Sebastian Hoeneß, Robert Klauß, Achim Beierlorzer und Alexander Blessin saßen täglich in diesen Containern zusammen, tauschten sich aus. Fünf Jahre zuvor war der Verein gegründet worden, RB hatte das Startrecht des SSV Markranstädt in der fünftklassigen Oberliga Nordost übernommen. Im Baustellen-Sommer 2014 feierte der Club gerade den Aufstieg in die Zweite Liga.

St.
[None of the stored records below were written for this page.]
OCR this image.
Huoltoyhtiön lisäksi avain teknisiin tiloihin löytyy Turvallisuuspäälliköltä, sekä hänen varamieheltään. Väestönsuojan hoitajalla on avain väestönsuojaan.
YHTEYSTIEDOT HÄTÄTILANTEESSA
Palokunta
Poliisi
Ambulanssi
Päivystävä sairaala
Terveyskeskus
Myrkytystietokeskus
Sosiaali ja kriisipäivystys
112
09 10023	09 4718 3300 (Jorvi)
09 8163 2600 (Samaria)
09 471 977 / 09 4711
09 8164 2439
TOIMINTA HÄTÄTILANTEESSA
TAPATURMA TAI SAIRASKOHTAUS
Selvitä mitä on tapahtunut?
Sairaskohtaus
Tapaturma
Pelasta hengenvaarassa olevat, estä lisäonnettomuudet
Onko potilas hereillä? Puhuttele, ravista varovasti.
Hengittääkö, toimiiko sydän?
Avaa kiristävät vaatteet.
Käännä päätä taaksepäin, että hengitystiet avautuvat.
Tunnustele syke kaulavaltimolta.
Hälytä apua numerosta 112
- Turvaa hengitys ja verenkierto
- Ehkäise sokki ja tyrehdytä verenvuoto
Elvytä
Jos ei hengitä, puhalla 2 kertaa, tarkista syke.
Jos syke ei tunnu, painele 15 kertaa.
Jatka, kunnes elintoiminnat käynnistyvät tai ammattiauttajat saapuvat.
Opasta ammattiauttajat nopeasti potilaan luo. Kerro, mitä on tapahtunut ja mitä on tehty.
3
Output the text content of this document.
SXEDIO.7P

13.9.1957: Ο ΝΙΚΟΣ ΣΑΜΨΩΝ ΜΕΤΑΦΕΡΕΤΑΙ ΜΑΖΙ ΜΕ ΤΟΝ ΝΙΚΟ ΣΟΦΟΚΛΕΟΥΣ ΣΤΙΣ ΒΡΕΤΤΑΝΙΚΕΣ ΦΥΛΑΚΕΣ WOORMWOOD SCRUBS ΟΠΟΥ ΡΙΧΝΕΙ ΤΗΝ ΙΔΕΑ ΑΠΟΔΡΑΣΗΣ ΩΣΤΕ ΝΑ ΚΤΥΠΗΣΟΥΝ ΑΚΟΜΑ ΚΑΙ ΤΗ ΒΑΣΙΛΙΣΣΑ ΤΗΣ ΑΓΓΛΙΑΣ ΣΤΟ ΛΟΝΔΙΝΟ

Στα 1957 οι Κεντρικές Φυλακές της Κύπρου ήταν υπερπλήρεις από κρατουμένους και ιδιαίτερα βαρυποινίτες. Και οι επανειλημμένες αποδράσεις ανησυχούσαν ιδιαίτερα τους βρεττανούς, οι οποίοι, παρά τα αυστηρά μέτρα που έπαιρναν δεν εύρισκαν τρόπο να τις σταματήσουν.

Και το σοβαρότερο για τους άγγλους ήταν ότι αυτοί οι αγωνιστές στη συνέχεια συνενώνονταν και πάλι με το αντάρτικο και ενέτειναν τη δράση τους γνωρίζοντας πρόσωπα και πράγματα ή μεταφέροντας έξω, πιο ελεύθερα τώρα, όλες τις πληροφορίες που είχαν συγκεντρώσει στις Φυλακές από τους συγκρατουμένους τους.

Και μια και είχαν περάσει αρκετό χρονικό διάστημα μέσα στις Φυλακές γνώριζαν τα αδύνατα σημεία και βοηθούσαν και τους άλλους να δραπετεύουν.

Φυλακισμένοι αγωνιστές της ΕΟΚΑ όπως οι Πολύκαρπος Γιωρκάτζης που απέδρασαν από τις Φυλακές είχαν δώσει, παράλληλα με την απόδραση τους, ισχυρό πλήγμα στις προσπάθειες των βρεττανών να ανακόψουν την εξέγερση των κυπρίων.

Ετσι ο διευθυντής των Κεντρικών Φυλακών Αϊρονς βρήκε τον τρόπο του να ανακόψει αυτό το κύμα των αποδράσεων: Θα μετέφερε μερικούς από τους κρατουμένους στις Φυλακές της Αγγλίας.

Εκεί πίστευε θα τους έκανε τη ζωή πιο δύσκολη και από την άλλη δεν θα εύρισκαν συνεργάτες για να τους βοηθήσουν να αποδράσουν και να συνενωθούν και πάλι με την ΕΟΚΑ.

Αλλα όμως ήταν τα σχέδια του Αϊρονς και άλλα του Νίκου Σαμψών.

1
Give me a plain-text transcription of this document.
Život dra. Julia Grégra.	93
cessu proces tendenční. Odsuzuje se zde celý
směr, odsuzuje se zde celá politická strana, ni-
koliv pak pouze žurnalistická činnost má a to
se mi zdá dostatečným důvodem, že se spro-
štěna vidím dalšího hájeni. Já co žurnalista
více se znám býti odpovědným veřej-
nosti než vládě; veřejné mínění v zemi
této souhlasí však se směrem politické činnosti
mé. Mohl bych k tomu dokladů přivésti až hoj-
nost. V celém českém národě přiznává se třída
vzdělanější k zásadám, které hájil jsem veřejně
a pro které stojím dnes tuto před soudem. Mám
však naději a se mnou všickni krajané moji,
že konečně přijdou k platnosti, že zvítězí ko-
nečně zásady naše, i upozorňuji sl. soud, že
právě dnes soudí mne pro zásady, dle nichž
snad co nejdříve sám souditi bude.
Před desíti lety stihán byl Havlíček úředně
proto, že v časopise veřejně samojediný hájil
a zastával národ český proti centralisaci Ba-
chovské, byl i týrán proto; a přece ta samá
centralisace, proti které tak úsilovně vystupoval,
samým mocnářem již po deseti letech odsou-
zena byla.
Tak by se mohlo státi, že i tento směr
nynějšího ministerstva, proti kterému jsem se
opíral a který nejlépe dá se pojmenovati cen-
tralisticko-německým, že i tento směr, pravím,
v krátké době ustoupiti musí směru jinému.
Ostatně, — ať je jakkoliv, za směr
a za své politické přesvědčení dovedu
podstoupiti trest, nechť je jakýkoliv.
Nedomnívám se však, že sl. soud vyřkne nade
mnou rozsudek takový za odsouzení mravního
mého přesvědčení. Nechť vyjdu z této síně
Paulis Blessin wurde bei RB Leipzig ausgebildet

Heute trainiert Hoeneß den VfB Stuttgart in der Champions League, ist Beierlorzer Sport-Geschäftsführer bei Jahn Regensburg, Klauß Cheftrainer bei Rapid Wien und Blessin empfängt am Sonntag (17.30 Uhr) mit dem FC St. Pauli in der Bundesliga jene Leipziger, bei denen auch seine Trainerlaufbahn von 2012 bis 2020 geprägt wurde.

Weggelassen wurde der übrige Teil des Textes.